Additionally, the possible pathophysiological cause is the right-to-left shunt due to PFO in the right lateral position. Due to the low diagnostic sensitivity of TTE for PFO as well as shunts, the prevalence of PFO observed by TTE contrast was reported to be lower than that observed by TEE (14.9% vs. 24.3%)[4]. This could explain the failure of preoperative TTE to detect PFO.
Factors without pulmonary hypertension that the right-to-left shunt include:(1) During positive pressure ventilation in the right lateral position, Intrathoracic positive pressure results in right heart compression, increased right atrial pressure, and appeared right-to-left shunt. Possible causes of right heart compression are short stature, diaphragm elevation, liver compression, and positive pressure ventilation. From the CT mediastinal window, we can see the smaller right atrium and the compression of the right atrium by the liver(Fig. 3). As well, the right deviation of the mediastinum was observed. (Fig. 4) (2) Dilation of the aortic root may lead to a leftward shift of the interatrial septum, which may widen the gap in the PFO as well as provide for increased right atrial pressure, thereby increasing the right-to-left shunt[5]. We can see the dilated aortic root from the intraoperative TEE examination as well as the mediastinal window of the chest CT.
In the absence of pulmonary hypertension, PFO causes a left-to-right shunt due to higher left heart pressure than the right heart. In right de-cubitus, the liver was in full contact with the right atrium resulting which increased right heart pressure. The patient had no previous history of liver disease, but on CT the liver was found to be in close apposition to the right atrium, which may be associated with the right diaphragm elevation. A few case studies reported POS with hemidiaphragmatic elevation, especially triggered by hemidiaphragmatic paralysis[6]. After the onset of muscle relaxants, the patient's diaphragm was relaxed and the postural pad elevated the relaxed diaphragm in the right lateral position. This may be the cause of diaphragm elevation in this case. Likewise, the above was aggravated by the rightward deviation of the mediastinum and aortic root dilation. In addition, smaller right atria were more likely to be compressed. These are why right heart pressure increases in the right lateral decubitus position and a right-to-left shunt occurs.

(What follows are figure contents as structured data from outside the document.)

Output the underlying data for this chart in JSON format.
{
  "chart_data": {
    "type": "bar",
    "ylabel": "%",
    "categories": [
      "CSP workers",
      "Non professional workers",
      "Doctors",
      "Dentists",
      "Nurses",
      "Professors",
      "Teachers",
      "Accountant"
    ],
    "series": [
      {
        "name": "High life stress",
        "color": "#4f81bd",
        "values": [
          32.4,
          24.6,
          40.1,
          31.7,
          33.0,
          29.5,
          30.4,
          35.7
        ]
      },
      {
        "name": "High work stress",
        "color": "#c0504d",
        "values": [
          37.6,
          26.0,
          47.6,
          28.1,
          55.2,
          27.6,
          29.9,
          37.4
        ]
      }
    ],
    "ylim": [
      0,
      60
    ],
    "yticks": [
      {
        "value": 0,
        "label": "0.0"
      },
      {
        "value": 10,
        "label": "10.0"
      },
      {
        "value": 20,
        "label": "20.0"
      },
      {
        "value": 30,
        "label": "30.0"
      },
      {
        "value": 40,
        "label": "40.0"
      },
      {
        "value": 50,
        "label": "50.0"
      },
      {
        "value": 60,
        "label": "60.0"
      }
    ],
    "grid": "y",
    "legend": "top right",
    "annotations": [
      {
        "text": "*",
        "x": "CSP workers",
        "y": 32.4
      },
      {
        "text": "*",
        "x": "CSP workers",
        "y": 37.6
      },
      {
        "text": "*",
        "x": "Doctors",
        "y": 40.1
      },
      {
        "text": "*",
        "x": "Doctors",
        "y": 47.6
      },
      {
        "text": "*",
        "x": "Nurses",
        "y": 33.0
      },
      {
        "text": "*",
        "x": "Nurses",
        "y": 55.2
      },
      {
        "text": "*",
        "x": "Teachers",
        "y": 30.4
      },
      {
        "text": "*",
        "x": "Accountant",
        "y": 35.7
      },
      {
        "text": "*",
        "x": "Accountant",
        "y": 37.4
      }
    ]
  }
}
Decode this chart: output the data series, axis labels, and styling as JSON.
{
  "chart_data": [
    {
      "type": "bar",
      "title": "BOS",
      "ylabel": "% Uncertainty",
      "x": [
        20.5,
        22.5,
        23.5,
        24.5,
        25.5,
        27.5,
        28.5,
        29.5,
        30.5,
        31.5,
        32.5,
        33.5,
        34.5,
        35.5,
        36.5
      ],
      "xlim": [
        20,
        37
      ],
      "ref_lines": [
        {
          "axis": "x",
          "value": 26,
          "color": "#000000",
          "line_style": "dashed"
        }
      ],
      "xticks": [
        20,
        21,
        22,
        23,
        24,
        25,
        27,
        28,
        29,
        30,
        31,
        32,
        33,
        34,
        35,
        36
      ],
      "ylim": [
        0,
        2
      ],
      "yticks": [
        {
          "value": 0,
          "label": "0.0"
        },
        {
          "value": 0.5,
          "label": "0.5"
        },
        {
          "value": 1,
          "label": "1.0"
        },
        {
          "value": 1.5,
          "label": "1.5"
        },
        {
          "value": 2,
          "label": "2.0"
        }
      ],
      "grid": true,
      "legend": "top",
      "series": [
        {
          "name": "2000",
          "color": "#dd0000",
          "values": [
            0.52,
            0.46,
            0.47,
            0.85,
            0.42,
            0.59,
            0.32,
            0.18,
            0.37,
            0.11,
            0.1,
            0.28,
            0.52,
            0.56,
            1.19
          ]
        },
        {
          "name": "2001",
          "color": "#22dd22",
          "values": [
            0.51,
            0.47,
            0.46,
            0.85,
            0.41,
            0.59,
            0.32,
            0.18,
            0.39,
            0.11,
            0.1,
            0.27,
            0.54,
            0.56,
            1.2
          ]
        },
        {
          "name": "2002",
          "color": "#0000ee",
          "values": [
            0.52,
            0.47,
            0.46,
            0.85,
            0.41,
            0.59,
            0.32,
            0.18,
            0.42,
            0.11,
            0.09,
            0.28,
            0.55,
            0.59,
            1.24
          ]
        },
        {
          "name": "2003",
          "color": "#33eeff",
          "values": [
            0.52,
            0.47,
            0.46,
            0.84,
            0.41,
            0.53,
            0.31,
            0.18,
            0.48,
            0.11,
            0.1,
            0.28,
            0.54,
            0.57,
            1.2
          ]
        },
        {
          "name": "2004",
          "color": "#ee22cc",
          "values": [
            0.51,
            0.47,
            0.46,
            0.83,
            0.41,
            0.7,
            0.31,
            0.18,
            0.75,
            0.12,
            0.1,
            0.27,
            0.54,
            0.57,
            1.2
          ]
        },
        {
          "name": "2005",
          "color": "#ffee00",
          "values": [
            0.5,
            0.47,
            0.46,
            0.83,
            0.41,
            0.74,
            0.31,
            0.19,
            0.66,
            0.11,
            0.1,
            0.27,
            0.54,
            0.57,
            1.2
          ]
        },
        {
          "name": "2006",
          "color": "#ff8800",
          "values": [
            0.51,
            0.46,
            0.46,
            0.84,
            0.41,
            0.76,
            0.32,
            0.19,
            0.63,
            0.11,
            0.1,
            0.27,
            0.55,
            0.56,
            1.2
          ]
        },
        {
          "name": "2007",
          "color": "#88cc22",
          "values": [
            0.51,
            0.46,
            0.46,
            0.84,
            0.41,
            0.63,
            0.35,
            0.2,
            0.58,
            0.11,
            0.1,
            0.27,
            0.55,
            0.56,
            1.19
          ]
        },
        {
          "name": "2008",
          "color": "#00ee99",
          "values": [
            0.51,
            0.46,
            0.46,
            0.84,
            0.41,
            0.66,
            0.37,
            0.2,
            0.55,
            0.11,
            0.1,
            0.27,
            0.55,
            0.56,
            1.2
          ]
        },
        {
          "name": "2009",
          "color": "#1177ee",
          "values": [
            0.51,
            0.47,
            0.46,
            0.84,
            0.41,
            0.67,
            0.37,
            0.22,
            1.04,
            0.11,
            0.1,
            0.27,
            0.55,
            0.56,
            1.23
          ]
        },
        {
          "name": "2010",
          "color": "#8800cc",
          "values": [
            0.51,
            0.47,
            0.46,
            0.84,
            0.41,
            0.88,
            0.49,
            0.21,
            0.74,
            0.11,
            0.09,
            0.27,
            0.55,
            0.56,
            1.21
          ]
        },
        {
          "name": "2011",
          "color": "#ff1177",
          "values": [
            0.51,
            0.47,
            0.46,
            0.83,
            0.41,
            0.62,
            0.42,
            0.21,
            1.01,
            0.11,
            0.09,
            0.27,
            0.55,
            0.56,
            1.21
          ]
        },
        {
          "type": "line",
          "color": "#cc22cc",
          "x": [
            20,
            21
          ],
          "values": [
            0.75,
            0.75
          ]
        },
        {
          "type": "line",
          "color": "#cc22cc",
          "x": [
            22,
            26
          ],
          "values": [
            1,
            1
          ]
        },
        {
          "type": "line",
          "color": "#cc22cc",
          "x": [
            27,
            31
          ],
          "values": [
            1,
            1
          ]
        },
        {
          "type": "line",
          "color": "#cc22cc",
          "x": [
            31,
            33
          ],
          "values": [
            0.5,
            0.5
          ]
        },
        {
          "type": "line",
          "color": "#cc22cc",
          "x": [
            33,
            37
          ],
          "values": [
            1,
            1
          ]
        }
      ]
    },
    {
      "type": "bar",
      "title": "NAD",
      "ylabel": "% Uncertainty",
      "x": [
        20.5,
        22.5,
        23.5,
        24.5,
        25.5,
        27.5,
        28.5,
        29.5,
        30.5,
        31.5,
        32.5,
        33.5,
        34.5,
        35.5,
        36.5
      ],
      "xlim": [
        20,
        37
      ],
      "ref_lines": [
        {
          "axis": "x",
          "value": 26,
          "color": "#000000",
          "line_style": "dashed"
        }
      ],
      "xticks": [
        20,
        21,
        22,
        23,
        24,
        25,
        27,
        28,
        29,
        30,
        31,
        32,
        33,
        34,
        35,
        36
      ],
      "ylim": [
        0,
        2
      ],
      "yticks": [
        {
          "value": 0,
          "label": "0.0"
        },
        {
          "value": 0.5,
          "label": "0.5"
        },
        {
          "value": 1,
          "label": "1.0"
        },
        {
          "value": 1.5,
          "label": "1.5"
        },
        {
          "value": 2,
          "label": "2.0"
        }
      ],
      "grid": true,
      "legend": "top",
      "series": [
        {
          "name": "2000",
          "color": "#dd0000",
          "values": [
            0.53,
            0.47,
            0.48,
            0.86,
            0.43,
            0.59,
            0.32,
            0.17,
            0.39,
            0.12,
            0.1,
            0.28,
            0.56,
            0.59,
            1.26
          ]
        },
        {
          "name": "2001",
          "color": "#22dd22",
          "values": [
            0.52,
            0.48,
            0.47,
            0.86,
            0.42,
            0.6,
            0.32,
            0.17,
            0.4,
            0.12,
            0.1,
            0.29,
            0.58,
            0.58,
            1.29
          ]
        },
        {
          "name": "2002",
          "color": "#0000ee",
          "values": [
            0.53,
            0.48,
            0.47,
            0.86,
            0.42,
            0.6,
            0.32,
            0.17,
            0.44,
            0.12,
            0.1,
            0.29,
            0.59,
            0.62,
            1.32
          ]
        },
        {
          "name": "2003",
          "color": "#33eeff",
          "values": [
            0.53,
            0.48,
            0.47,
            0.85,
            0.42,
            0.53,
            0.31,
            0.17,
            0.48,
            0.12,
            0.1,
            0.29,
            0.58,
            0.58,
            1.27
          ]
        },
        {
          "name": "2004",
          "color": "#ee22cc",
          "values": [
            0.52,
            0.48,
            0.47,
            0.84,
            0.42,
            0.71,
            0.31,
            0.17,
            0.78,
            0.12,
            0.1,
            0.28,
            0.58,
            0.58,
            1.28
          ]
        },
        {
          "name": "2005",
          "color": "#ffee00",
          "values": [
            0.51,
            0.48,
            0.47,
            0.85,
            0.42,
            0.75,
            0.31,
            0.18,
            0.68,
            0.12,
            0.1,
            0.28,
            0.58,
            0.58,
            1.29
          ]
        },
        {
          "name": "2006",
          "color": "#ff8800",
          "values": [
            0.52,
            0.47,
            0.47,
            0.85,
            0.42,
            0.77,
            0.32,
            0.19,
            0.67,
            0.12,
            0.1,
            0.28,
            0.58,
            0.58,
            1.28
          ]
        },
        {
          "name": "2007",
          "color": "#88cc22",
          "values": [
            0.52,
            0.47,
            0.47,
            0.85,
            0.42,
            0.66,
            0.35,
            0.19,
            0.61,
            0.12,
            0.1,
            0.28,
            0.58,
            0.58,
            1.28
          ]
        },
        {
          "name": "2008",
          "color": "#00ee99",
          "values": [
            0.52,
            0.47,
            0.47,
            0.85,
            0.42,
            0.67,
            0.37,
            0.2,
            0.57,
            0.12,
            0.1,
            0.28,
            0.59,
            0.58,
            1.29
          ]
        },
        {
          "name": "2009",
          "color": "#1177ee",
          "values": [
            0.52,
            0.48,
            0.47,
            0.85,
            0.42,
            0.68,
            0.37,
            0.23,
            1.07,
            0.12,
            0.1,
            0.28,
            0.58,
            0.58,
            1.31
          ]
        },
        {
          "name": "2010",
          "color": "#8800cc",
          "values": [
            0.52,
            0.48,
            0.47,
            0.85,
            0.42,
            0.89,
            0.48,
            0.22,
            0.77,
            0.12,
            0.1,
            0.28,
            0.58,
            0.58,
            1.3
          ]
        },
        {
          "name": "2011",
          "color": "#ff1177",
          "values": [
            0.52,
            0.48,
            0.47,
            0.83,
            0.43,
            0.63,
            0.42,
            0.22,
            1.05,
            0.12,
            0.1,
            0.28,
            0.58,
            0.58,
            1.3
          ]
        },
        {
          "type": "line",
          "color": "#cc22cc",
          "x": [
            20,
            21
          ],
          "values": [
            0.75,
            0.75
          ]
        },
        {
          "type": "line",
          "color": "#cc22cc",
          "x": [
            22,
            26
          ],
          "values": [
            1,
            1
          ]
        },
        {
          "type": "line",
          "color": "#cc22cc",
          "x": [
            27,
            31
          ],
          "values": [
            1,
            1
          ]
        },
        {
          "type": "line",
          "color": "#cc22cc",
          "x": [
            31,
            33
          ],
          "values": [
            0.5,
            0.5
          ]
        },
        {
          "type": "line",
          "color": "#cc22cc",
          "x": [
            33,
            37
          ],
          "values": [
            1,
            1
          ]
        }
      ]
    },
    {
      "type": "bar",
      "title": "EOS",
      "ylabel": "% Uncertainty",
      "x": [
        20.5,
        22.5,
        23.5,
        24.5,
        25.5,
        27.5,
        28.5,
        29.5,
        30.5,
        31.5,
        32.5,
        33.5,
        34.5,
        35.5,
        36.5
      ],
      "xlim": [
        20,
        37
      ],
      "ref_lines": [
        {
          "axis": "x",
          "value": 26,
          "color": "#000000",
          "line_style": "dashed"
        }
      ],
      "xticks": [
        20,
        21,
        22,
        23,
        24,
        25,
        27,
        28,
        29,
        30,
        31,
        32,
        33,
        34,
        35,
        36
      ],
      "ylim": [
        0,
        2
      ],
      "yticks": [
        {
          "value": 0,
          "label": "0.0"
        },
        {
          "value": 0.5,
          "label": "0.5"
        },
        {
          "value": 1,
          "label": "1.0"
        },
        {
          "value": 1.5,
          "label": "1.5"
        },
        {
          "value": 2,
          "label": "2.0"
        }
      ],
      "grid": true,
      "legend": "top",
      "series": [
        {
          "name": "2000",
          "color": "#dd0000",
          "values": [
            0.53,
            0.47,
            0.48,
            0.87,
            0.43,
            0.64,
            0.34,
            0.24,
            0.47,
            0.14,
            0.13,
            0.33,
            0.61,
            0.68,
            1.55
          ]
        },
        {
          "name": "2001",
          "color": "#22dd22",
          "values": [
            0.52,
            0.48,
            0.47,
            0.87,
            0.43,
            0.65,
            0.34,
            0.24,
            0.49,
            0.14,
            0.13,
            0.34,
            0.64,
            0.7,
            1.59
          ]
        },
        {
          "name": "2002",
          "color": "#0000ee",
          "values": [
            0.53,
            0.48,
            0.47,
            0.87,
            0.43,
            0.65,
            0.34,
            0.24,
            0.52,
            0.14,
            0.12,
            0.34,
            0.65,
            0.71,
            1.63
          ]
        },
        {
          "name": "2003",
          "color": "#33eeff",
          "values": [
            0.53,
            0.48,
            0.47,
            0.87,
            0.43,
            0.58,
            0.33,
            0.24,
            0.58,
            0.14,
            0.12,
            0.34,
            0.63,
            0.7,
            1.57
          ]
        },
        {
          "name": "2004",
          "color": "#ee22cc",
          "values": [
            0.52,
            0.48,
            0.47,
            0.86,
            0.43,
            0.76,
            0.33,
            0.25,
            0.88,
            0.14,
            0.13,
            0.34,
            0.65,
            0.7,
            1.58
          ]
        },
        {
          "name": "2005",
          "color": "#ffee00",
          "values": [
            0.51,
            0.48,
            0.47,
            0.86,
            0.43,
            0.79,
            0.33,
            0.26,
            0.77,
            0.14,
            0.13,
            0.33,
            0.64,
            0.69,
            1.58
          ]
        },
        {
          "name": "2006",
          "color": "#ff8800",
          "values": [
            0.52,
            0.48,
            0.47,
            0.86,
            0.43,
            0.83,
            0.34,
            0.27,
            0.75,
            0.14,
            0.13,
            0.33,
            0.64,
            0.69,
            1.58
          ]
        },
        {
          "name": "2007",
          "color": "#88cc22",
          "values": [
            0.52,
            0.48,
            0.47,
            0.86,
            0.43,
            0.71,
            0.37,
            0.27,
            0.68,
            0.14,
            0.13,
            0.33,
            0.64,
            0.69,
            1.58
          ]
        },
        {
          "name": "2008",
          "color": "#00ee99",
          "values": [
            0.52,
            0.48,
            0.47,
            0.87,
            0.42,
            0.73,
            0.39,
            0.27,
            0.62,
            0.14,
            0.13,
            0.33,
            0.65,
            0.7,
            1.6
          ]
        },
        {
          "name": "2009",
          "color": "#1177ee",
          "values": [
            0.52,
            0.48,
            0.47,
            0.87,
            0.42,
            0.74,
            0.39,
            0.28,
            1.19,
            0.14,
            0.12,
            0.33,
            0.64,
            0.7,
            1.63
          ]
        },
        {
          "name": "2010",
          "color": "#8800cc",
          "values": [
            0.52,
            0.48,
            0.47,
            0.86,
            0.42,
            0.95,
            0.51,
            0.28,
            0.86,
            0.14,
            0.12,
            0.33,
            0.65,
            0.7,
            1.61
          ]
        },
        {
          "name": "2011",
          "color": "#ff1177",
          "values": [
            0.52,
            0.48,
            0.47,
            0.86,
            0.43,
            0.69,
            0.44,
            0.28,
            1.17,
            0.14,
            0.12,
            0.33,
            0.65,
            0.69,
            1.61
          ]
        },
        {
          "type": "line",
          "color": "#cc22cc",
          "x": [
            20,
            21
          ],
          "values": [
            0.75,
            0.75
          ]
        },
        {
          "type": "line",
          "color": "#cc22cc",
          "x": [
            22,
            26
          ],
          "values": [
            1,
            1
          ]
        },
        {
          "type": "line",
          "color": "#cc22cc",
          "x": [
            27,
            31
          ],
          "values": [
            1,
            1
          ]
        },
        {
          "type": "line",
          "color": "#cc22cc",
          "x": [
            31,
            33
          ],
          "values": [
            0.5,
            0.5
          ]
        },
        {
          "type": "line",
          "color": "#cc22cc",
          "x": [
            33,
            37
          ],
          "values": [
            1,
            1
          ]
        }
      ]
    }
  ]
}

The strange phenomenon of reduced oxygen saturation but normal blood pressure occurred intraoperatively. This may be because a large amount of unoxygenated blood flow reached the left heart directly through the PFO, and the normal output of the left heart ensured normal blood pressure. After 45 minutes, prolonged hypoxia resulted in decreased cardiac pump function, decreased cardiac output, and a rapid drop in blood pressure.
During the patient's hypoxia, we tried to raise the blood pressure to a higher level using ephedrine, and oxygen saturation was briefly improved. Ephedrine has an α agonist effect, the pharmacological effect that causes pulmonary vasoconstriction and reduces intrapulmonary shunts as well as temporarily increasing left atrial pressure and reducing intracardiac right-to-left shunts. Successful reversal of right-to-left shunt to improve oxygen saturation has been reported in an elderly patient with POS using 5 µg/hr norepinephrine[7].
However, intracardiac shunts can only be resolved by PFO closure. PFO closure was rejected due to the patient's advanced age and good post-operative recovery.
In conclusion, PFO-related POS syndrome should be highly suspected in posture-related hypoxia.